Lições ao assumir um governo




O economista e político Cesar Maia, em seu antigo blog, elaborou uma série de recomendações intituladas “Lições ao Assumir um Governo”, cujos princípios permanecem surpreendentemente atuais. Atualizei o texto original à luz da Lei de Responsabilidade Fiscal e da legislação mais recente, mantendo sua essência prática e orientadora.

Decidi publicá-lo por refletir princípios fundamentais para uma gestão pública responsável, com especial relevância em períodos de ajustes fiscais rigorosos e transições governamentais. Suas diretrizes práticas fornecem suporte direto para enfrentar os desafios orçamentários típicos dessas situações. Ressalto que, devido a limitações de acesso ao conteúdo original, não posso fornecer a referência bibliográfica completa, mas registro os devidos créditos ao autor.


1. Planejamento Fiscal e Gestão Orçamentária

  • Os primeiros 100 dias

Realizar ações nos primeiros 100 dias de governo focadas na revisão das receitas, na otimização de despesas e na modernização dos processos administrativos, visando ao equilíbrio fiscal e à melhoria da qualidade dos serviços públicos oferecidos à população. A estratégia deve incluir a implementação de políticas de controle de gastos com pessoal, modernização da arrecadação e promoção de investimentos estratégicos com alto impacto social.

  • Fortalecimento da arrecadação

Implementar um programa de recuperação fiscal, com destaque para a modernização da cobrança de IPTU e ISS, utilizando informatização e melhoria nos processos de fiscalização tributária. O plano deve incluir o aperfeiçoamento das ferramentas de gestão tributária, facilitando o pagamento pelos contribuintes e aumentando a eficiência na arrecadação.

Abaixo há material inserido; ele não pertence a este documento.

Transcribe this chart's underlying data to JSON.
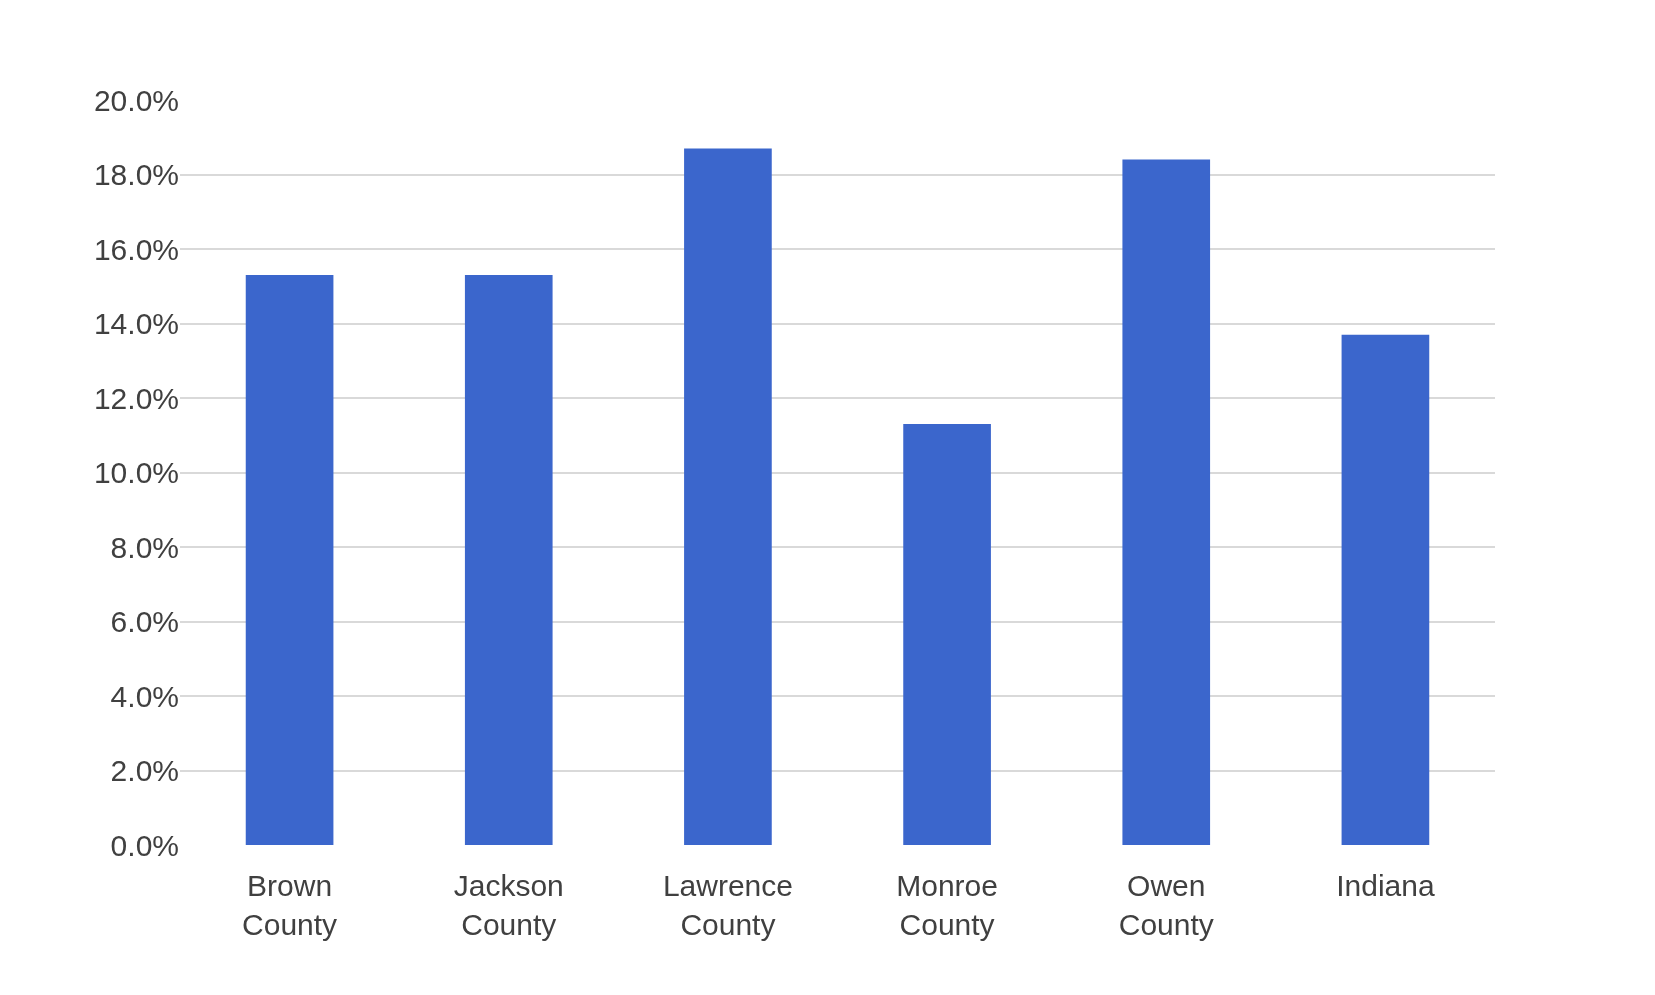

  • Insuficiência Financeira

Analisar as demonstrações financeiras com base na Lei de Responsabilidade Fiscal (LRF, Lei Complementar nº 101/2000).

Examinar o quadro de Suficiência/Insuficiência Financeira (art. 42 da LRF), comparando restos a pagar com as disponibilidades. Caso seja identificada insuficiência em 31 de dezembro, responsabilizar o gestor anterior conforme a legislação vigente.

  • Séries históricas de gastos públicos

Levantar uma série histórica das despesas por natureza nos últimos cinco anos, ajustando os valores pelo IPCA para análise real. Priorizar essa análise para entender mudanças significativas e identificar possíveis excessos.

  • Flexibilidade orçamentária

Entender os limites do orçamento vigente e verificar o grau de liberdade disponível. Se a gestão anterior “amarrou” o orçamento, propor mudanças logo na primeira reunião com o Legislativo, seguindo as regras da LRF.

  • Contingenciamento

Elaborar um Decreto de Contingenciamento para o Poder Executivo, baseado em uma Programação Financeira e no Cronograma de Execução de Desembolsos, ajustando saldos orçamentários e financeiros às receitas disponíveis.

  • Junta de Coordenação Orçamentária

Fortalecer a Junta de Execução Orçamentária, centralizando a liberação de despesas e garantindo que a execução orçamentária esteja alinhada ao fluxo de caixa e às metas fiscais.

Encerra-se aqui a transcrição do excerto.